Pour l’époque la plus récente, celle du XVIIIe siècle, on peut mettre en avant un réaménagement du chœur comprenant la mise en place d’un autel majeur revêtu d’une marqueterie de marbre. Elle privilégie pour majeure partie un marbre local, celui de Caunes Minervois (Aude). L’intervention est complétée au-devant de l’autel, d’un aménagement de sol avec emmarchements délimité par un remarquable ouvrage de ferronnerie d’époque Louis XV. Une des chapelles latérales au chœur, la première, côté nord, souligne la présence d’un appui de communion comprenant balustres et main courante. Egalement réalisé en marbre de Caunes, l’élément déplacé pourrait avoir appartenu à un aménagement primitif  du chœur réalisé au XVIIe siècle. C’est certainement à cette période que devait probablement se trouver un grand retable avec représentation du saint local (Saint-Baudile), ensemble aujourd’hui disparu.

Comme dans bon nombre d’autres cas, l’église Saint-Baudile conserve plusieurs bénitiers remarquables. Le premier attribuable au XVIIe siècle, se situe en entrant à gauche dans l’église. Réalisé en marbre de Caunes, il se caractérise par un pied support d’une vasque ornée de motifs en relief représentant des godrons.
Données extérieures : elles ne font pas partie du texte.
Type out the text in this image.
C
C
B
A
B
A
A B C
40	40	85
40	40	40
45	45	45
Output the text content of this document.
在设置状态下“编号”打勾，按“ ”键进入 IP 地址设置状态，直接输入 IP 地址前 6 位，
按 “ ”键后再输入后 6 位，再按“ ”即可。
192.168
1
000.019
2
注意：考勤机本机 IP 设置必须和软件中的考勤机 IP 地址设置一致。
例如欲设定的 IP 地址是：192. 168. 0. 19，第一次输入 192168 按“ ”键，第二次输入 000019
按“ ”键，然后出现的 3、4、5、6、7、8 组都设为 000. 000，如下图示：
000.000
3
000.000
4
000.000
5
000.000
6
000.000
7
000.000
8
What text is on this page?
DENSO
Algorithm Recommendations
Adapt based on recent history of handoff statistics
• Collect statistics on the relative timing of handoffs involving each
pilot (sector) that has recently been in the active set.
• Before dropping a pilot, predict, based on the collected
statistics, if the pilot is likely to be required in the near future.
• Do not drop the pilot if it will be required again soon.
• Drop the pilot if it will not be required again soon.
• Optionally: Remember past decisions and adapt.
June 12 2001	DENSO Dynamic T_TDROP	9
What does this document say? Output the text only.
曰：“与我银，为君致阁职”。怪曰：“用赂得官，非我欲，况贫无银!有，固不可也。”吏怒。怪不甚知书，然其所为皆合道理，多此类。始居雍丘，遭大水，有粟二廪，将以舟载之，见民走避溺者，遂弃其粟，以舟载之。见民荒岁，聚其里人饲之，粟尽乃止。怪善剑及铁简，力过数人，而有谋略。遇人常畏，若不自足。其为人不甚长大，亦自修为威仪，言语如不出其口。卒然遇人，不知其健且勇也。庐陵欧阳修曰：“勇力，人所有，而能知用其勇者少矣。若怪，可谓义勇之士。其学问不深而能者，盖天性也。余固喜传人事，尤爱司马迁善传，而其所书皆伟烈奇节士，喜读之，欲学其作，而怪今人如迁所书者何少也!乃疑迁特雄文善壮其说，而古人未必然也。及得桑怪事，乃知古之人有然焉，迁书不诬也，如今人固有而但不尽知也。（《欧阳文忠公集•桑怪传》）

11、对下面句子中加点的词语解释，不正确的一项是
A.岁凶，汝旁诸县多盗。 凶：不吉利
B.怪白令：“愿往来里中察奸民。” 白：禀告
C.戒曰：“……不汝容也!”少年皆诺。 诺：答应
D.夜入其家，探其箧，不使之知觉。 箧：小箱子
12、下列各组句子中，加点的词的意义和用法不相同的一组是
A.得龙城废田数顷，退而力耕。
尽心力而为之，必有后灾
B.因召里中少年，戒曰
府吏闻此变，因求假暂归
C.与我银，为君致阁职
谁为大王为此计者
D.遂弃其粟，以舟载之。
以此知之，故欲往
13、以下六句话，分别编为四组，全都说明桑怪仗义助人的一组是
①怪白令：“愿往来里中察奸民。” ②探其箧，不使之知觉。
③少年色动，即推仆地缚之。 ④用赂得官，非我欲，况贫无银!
Un second bénitier de la même période est positionné à l’intérieur de la travée sous clocher. Il diffère du premier par la colorimétrie de marbre employé, qui reste un marbre local mais dont la provenance n’est pas celle de Caunes.

On note enfin pour l’intérieur de l’église, la présence côté nord, d’une remarquable chaire. L’objet mobilier dont l’intégralité des éléments sont encore en place, comprend toujours en partie haute son abat-voix. La chaire se distingue par la présence de panneaux peints à décors de faux marbre.

le lendemain 10 novembre, une assistance nombreuse se retrouvait à Siran pour les dernières conférences.

C’est d’abord la présentation par Suzanne Raynaud, professeur émérite de géologie à l’Université de Montpellier, de l’utilisation par la dynastie des Bourbons des marbres d’Occitanie pour les décors de Versailles.

Le marbre est un matériau noble utilisé depuis l’Antiquité pour construire et décorer palais et monuments. A Versailles, reprenant l’inspiration mythologique et antique, Louis XIV utilise le marbre à profusion et ses successeurs après lui. Pour présenter au Roi les divers types de marbres, disponibles sur le marché, des tables catalogues sont créées dans un atelier de pierres dures ouvert spécialement aux Gobelins. Les Bourbons souhaitent utiliser les ressources du royaume et c’est ainsi que plus de 70% du volume des marbres mis en œuvre à Versailles proviennent de carrières d’Occitanie.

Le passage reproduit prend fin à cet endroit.